One of the most useful measurements you can do, when you get your scope, is to also get a x100 probe. These are rated generally to 1500V to 2kV, not expensive, many are on ebay. Then it becomes safe for your scope's input circuits to examine the voltage waveform on the collector of the horizontal output transistor (HOT), because the appearance of it gives many clues as to what the trouble might be.
One thing about H output transformers (or Flyback as some call it) the operating modes are quite different from a conventional transformer.
In a conventional transformer as the primary voltage cycle progresses, power is transferred fro primary to secondary circuits. In the case of the Flyback transformer is it a multi stage process, where at times, significant energy is returned to the power supply. This is how the whole arrangement gets sometimes called efficiency line scanning, and why the damper diode/s in the collector circuit of the H output transistor get sometimes called "efficiency diode.
The operating sequence goes like this:
Starting with the CRT at the beam center of the CRT's face, there is no stored magnetic energy in the Yoke or the Flyback. At this point the H output transistor (HOT) is being hard driven ON by its base circuit and is acting as a switch. It has switched the Flyback primary and Yoke circuit across the power supply's terminals. Therefore the current in the Yoke and Flyback circuits starts to rise fairly linearly and increases linearly of the short time from of around 32uS until the beam is deflected to the R hand side of the CRT's screen. The rate of rise of current is frightening, at many thousands of amps per second, but because of the short time the HOT is conducting collector current usually only rises to a peak value of 1 to 4 amps, depending on the design.
In any case, when the beam gets to the R hand side, the HOT is actively driven into an off state by the the driver circuit. Now the stored magnetic fields in the Yoke and flyback start to collapse (much like a car's ignition coil when the contact breaker opens). A high frequency high voltage oscillation occurs, this is the high voltage pulse that you see on the collector of the HOT, but only a single 1/2 a cycle of it is allowed to occur. Generally it is around the 50 to 70kHz vicinity, so the flyback period is around 10uS or less. This flyback voltage spike is transformed up to supply low power, high voltage circuits for the CRT's final anode (EHT) and often some if its other electrodes.
Not too much power can be taken during flyback time or it damps the pulse. At the middle of the flyback pulse, the beam now travelling Right to Left is in the center of the screen again, the flyback voltage has peaked, and at that point all of the magnetic energy that had accumulated in the magnetic field of the yoke & flyback, on the R side of the scan, has been transferred to the self capacitances of the flyback and yoke and any parallel tuning capacitances that are there on the flyback's primary.

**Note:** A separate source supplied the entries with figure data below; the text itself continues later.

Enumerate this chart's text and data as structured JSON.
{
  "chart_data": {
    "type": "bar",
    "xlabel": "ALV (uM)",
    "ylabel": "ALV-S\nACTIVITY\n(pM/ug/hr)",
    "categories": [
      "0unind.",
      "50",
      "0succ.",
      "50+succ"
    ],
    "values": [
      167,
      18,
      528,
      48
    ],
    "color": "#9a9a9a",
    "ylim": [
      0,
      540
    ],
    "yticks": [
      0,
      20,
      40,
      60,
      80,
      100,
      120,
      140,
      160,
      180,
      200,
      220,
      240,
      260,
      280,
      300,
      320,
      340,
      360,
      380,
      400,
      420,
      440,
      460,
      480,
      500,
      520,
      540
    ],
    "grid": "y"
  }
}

In any case, at the end of the flyback pulse, some interesting things happen:
The magnetic field in the yoke and flyback is now reversed compared to what it was when the CRT beam was on the R side, so the beam is on the left. The electric field of the charged capacitance's that peaked at the screen center has given all of their energy back to the Yoke and Flyback's magnetic field. Then the oscillaton on the HOT's collector tries to swing the collector voltage below ground. When that happens the damper diode conducts, clamping the collector voltage close to ground. This kills (damps) the oscillation out (which is why you only get to see a 1/2 cycle of it) The stored magnetic energy is then injected (returned) back into the power supply in a fairly linear manner to scan the beam from the left hand side toward the screen center and then the cycle repeats. Generally the HOT has already been switched on before the beam is at the screen center.
During the scan time (between flyback pulses) though, the flyback can act as a conventional transformer, where energy is extracted then, for example to run the CRT's heater or make auxiliary supplies to run things like video output stages. It depends on the polarity of the secondary windings and their diodes as to which part of the cycle energy is extracted from.
The point being, that if you examine the collector voltage of the HOT, if all is well, the collector voltage should be flat, close to zero most of the time, with the flyback pulse in between. When things fail like inadequate HOT drive, shorts in the transformer etc, it can be diagnosed from the appearance of the waveform on the HOT's collector. This is where your scope will came in handy, but in color sets, the voltage there can peak to over 1kV, so get the x100 probe too, or you might kill the input Fets in your scope or damage the input amplifier or attenuator system in the scope.